The Blog

Our regular round-up of news items for you.

This week we look at the new Homes for Ukraine scheme launching as well as analysing reports regarding the Private rented sector on energy efficiency, tenant satisfaction and sector reforms.

Homes For Ukraine Scheme Launched

This week, the Government has launched the Homes for Ukraine scheme, which offers financial incentives for homeowners to take in refugees from Ukraine.

The scheme website writes that someone will be eligible for the scheme if they are a Ukrainian national or the immediate family member of a Ukrainian national, and were resident in Ukraine prior to 1 January 2022. The scheme will offer refuges up to three years to work and live in the UK.

The Scheme will offer anyone willing to house refugees £350 per month. The accommodation offered must be available for a minimum of six months and will be subject to checks.

Many landlords first hearing about this scheme were worried for a variety of reasons, such as how will this affect HMO applications, council tax and other forms of benefit. Whilst it was not expressed in the scheme FAQ (located here), when the Secretary of State gave his statement to the House of Commons on March 14, he expressly said the money was tax-free and would not affect the council tax or welfare benefits position.

However, questions surrounding HMO applications and whether taking in a refugee would alter a property’s status, have yet to be answered.  An article about this issue and other legal pitfalls was written, which can be found here.  An article on the Nearly Legal site also looks at various problematic issues.

Property owners can register their interest in the scheme which will be receiving visa applications on March 18 here.

On day one over 100,000 Brits signed up to the scheme – which is a very different attitude to ‘letting foreigners into the country’ than that expressed in the Brexit arguments.  How long will it last I wonder?  It would be nice to think that xenophobia is on the way out …

Labour MP launches: ‘First Homes, Not Second Homes’ campaign

This week, the Labour MP  for Plymouth Sutton and Devonport Luke Pollard has launched his new campaign in hopes of remedying the effects of the housing supply crisis in the south west of England.  There is a Facebook group here.

Pollard argues that the surge of homes being brought as second properties, either for short term lets or Airbnb’s has ‘turbo-charged the housing crisis’, especially in the west country, which has some of the highest housing costs and lowest wages.

The manifesto includes the following policies:

  • Councils to be given the ability to progressively raise taxes on holiday lets and unused second homes, up to a quadrupling of council tax if the property remains unused.
  • A licensing regime for second homes, Airbnbs and holiday lets
  • Commitment to build affordable homes and social housing across the south west with a priority for local people

Over half of landlords believe that EPC rules will force increasing rent

This week Shawbrook bank in their ‘confronting the EPC challenge report’ identified that over half of the landlord respondents said that they will pass some of the costs for the improvements onto the tenants in the form of increased rental prices.

Landlords in the report believe that on average it will cost around £5,900 to improve their properties, though landlords who have already purchased upgrades have spent on average £8,900. Shawbrook also worryingly noted that wider issues such as market forces and material shortages may increase this cost.

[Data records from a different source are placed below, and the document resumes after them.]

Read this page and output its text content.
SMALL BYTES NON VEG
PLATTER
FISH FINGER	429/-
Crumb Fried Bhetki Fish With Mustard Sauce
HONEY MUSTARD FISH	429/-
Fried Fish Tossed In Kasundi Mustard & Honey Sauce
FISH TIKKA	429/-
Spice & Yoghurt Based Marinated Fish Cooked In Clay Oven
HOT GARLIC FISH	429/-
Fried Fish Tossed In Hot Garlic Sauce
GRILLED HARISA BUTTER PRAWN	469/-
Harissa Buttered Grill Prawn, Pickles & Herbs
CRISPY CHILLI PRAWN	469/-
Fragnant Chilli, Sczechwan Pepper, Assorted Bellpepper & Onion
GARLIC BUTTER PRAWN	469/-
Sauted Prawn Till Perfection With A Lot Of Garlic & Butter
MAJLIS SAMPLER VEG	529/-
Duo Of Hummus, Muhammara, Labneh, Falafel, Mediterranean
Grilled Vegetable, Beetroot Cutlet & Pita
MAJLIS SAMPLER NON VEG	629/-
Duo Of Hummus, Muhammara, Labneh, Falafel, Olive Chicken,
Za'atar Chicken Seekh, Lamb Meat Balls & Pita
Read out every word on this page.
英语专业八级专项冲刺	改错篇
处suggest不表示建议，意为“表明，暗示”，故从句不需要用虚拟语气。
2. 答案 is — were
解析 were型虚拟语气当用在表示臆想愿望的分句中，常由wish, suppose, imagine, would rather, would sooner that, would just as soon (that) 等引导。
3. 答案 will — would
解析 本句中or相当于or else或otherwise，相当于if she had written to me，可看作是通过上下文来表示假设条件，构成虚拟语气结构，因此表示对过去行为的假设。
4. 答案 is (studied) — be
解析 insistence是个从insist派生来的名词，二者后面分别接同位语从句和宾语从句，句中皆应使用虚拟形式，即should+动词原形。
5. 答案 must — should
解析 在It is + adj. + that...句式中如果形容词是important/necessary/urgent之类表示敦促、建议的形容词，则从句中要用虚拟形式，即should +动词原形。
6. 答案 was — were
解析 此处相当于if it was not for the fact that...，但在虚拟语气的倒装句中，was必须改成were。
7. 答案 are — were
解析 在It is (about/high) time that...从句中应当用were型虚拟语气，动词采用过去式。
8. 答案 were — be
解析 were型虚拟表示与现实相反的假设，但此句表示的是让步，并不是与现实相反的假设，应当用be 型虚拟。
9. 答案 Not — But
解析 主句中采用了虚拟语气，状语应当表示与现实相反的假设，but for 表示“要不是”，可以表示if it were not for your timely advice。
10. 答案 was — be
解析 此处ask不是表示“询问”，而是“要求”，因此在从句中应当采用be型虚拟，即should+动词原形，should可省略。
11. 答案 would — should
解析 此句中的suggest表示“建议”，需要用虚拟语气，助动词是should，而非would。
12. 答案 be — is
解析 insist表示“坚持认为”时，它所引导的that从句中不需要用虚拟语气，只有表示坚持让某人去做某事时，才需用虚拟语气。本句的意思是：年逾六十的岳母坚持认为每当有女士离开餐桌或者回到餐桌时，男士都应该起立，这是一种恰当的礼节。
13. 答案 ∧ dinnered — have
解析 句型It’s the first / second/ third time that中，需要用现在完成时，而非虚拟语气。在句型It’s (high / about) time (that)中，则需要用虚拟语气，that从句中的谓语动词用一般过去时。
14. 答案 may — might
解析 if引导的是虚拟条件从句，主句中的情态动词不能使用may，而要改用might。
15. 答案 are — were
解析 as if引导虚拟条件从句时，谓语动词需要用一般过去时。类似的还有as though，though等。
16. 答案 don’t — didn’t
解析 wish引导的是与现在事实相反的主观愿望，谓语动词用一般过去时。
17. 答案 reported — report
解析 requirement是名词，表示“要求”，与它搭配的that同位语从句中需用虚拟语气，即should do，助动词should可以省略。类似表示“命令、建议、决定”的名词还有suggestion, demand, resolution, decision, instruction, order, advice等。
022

Emma Cox, managing director of real estate at Shawbrook banks said:

While work needs to be carried out quickly to prevent any void periods during a tenancy, having a clear plan in place as to how they will fund any necessary works is crucial. Our research has shown that landlords may be underestimating the costs involved, leaving them open to unexpected bills

The full report can be found here.

New Survey reveals most tenants are happy with their homes and landlords

A survey brought out this week by the think tank The Social Market Foundation has revealed that a majority of tenants are happy in their accommodation and with their landlords.

81% of responding tenants said they are happy with their accommodation while 85% are satisfied with their landlord.

One worrying statistic which landlords may take note of is the increase in older people renting: the SMF predict that landlords will see the average age of tenants rising. By 2035, more than half of private renting households are likely to include someone aged 45 or older, the SMF forecasts. This is worrying considering the problems already with supply within the PRS.

The full report can be located here.

The report suggests improvement in the following four areas:

  • Increasing the stability of tenancy agreements – to achieve this, the report recommends that tenancy agreements have a minimum fixed term of twenty four months.
  • Giving renters more control over their homes – This would include making it easier for tenants to bring in pets and make changes to the décor and furniture
  • Increase the accountability of landlords – This would be done by a scheme which would enable tenants to individually rate their landlords.
  • Improve the standards of private rented properties – offer landlords tax incentives to make property improvements which would include energy efficiency.

Whilst the idea of tax breaks for property improvements especially regarding energy efficiency is an idea that should be discussed further, the other suggestions seem a lot more problematic.